In an industry where the top five oil companies last year booked US$1.5 trillion in sales, thieves target that intelligence. In February, for example, Petrobras, the US$112 billion state-owned oil giant in Brazil, had four laptops and two hard drives stolen. They contained "secret and important information," the company told Brazilian news outlets, about an ocean reservoir that in the next few years could produce up to 8 billion barrels of oil. Brazilian police are said to be investigating. Geologic information like the sort believed to have been stolen from Petrobras is one piece of the "upstream" part of the business, where companies and countries explore and drill for oil deposits deep in the earth. Analysts combine geologic and seismic data with what-if engineering models showing how best to get the oil out and the projected costs of such a multiyear project, explains Louie Ehrlich, CIO and president of Chevron Information Technology.
Then there is the "downstream" work of refining crude oil into something usable, such as gasoline or diesel, and of getting those products sold and delivered. Those jobs generate information on refinery capacity and throughput, for example, and the cost of marketing and distribution.

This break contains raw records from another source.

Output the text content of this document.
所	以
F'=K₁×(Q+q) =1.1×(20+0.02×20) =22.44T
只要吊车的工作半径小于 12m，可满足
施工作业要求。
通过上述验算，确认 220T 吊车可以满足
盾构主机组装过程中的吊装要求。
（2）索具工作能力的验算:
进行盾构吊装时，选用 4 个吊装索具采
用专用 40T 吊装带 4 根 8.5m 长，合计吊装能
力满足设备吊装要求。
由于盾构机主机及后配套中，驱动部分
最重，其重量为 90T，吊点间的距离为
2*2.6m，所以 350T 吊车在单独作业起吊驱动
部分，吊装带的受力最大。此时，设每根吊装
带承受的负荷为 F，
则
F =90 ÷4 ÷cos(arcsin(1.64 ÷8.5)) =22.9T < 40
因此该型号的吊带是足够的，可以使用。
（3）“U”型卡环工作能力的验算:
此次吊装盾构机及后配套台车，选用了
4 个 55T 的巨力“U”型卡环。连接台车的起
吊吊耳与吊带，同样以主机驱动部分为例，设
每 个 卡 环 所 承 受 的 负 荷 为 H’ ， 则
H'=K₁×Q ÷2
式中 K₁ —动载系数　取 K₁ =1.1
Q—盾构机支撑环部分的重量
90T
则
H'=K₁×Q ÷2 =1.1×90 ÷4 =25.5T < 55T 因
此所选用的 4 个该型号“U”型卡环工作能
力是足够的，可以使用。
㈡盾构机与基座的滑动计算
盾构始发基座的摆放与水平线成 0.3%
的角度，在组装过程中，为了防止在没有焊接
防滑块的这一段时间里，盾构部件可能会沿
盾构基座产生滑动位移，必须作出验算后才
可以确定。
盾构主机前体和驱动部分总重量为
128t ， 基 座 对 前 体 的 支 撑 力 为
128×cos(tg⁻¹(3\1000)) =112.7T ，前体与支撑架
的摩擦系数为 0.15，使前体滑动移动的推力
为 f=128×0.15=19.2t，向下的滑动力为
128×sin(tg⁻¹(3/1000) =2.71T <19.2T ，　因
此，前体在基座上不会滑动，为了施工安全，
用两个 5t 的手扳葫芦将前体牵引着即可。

Exxon and Chevron, the biggest oil companies in the United States, are known as "integrated," meaning they work both the upstream and downstream ends of the business. Petrobras does, too, though Ehrlich points out that no company is perfectly integrated, meaning that what it finds in the ground always ends up in its own refineries. Chevron might find crude that its refineries don't handle, he says. "Some types of oil require more complex refining capability to process." Chevron produces about 2 million barrels of oil per day and only refines about 15 per cent in its own refineries.
Others focus on just one end or the other. Valero, for example, is the biggest US refiner, concentrating on the downstream work of turning oil into other things to sell.
Upstream usually costs more than downstream. Exxon, for example, spent US$15.7 billion on upstream jobs in 2007. Chevron, US$15.5 billion. But downstream costs stack up, too. Exxon's were US$1.1 billion and Chevron's US$3.4 billion.
Prices at the pump reflect these expenses. The cost of crude oil constitutes most of the price of gas, accounting for 73 per cent of today's $4-plus figure, according to the US Department of Energy. Refining, meanwhile, is 8 per cent; so is distribution and marketing. The remaining 12 per cent goes to US state and federal taxes. Each oil company analyzes its costs and potential income, says David Smith, an IT consultant to the oil industry at Electronic Data Systems, trying to profit at each step (except for taxes, which are fixed).
Traditional economic principles of supply and demand alone fall short when you try to forecast prices, Smith says. "With political instability, fear about Iran and Iraq-those have ripple effects and an emotional response at the pump," he says.
"You have to blend that volatility with real-time market data and factors you can't predict."